To make this happen can be either simple or complicated. Simple would be learning from both other countries and from our own varied experiences in the United States. We would authorize hospitals and hospital systems to provide specialty services only to the extent that they are needed in the community (because existing services are inadequate in volume or quality) and not because “if we make a prettier cancer center we can steal the patients currently getting perfectly fine care elsewhere to come to us”. We would make hospitals operate within a negotiated global budget, which had separate operating and capital budgets (so they couldn’t scrimp on your operating budget to save money to buy new equipment), so they could allocate their resources to most effectively meeting community needs.

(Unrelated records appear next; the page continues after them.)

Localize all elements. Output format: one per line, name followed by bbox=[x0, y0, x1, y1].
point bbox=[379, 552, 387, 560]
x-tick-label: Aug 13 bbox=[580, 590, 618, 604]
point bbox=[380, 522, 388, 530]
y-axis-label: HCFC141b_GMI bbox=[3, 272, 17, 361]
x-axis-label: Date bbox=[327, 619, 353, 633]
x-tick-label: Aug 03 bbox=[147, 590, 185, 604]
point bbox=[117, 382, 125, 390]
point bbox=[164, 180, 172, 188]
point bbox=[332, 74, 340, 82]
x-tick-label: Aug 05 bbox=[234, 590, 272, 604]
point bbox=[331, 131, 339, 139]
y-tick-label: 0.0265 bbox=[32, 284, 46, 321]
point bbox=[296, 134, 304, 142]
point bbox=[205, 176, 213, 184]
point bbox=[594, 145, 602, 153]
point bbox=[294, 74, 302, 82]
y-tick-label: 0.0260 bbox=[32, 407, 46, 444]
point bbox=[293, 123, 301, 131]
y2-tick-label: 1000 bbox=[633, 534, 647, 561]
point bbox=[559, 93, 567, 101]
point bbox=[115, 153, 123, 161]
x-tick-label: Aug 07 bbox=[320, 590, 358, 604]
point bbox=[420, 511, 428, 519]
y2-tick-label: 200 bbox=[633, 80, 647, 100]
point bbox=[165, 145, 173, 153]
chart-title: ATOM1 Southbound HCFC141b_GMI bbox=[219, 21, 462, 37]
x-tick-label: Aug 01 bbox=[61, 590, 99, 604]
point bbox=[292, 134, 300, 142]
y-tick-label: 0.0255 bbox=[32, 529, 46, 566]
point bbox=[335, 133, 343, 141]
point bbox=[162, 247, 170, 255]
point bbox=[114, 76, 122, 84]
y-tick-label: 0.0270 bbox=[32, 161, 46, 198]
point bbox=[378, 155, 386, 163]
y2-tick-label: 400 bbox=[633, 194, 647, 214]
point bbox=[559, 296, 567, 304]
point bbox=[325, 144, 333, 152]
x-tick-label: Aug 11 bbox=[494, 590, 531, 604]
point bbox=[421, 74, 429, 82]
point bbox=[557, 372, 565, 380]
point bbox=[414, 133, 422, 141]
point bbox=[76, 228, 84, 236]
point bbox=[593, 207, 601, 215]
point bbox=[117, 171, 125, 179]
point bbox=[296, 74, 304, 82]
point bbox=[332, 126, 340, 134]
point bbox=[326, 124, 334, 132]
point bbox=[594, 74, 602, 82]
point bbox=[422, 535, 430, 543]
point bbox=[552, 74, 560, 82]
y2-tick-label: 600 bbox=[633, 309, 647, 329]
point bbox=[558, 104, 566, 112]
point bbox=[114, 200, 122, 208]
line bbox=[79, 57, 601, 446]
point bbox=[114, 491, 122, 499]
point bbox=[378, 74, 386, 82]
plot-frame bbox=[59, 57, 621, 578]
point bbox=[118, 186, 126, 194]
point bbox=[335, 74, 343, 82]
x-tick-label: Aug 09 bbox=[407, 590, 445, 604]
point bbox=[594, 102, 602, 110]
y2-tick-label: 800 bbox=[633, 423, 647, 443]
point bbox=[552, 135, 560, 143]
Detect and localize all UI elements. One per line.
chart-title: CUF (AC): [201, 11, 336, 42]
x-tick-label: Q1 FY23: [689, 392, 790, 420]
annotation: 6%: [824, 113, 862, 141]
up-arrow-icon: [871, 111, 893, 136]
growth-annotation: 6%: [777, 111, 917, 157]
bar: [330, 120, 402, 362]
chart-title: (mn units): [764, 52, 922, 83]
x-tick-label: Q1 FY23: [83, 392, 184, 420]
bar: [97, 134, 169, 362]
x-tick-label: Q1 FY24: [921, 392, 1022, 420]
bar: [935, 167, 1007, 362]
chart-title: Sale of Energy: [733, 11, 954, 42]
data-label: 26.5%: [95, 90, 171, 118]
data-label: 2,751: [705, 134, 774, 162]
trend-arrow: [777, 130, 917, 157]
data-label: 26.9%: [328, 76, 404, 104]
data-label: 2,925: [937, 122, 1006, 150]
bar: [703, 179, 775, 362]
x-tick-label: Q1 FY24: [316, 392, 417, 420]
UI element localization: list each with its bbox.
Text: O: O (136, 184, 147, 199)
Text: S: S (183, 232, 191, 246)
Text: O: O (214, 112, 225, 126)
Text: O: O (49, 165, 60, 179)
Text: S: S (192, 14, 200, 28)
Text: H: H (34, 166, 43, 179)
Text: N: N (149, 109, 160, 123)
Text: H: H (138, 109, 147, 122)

We would decrease the incentives to do unnecessary excess procedures, while ensuring that the cost of necessary procedures are covered.
We would decrease (possibly through salary, although it can be done using other strategies, such as a single-payer system) the enormous income differences between specialties so that students enter the specialties that people will need rather than those of financial opportunity. We can have a coordinated system that has control and can encourage of desirable new technologies, use of evidence-based methods and interventions, and control of excess. Contrary to what the University of Kansas Hospital says in its “White Paper”, having EVERYONE in Medicare would be absolutely the BEST solution, as part of an overall health reform plan. Yes, current Medicare reimbursement for some services would have to go up – while others would probably have to decrease – but it would put everyone in the same situation where we had a logical and coordinated basis for payment, and would eliminate the current evils of providing some services rather than others, or marketing to some people rather than others, based upon the reimbursement for one or the insurance status of the other.
Complicated would be the way that we are trying now. Which makes more sense?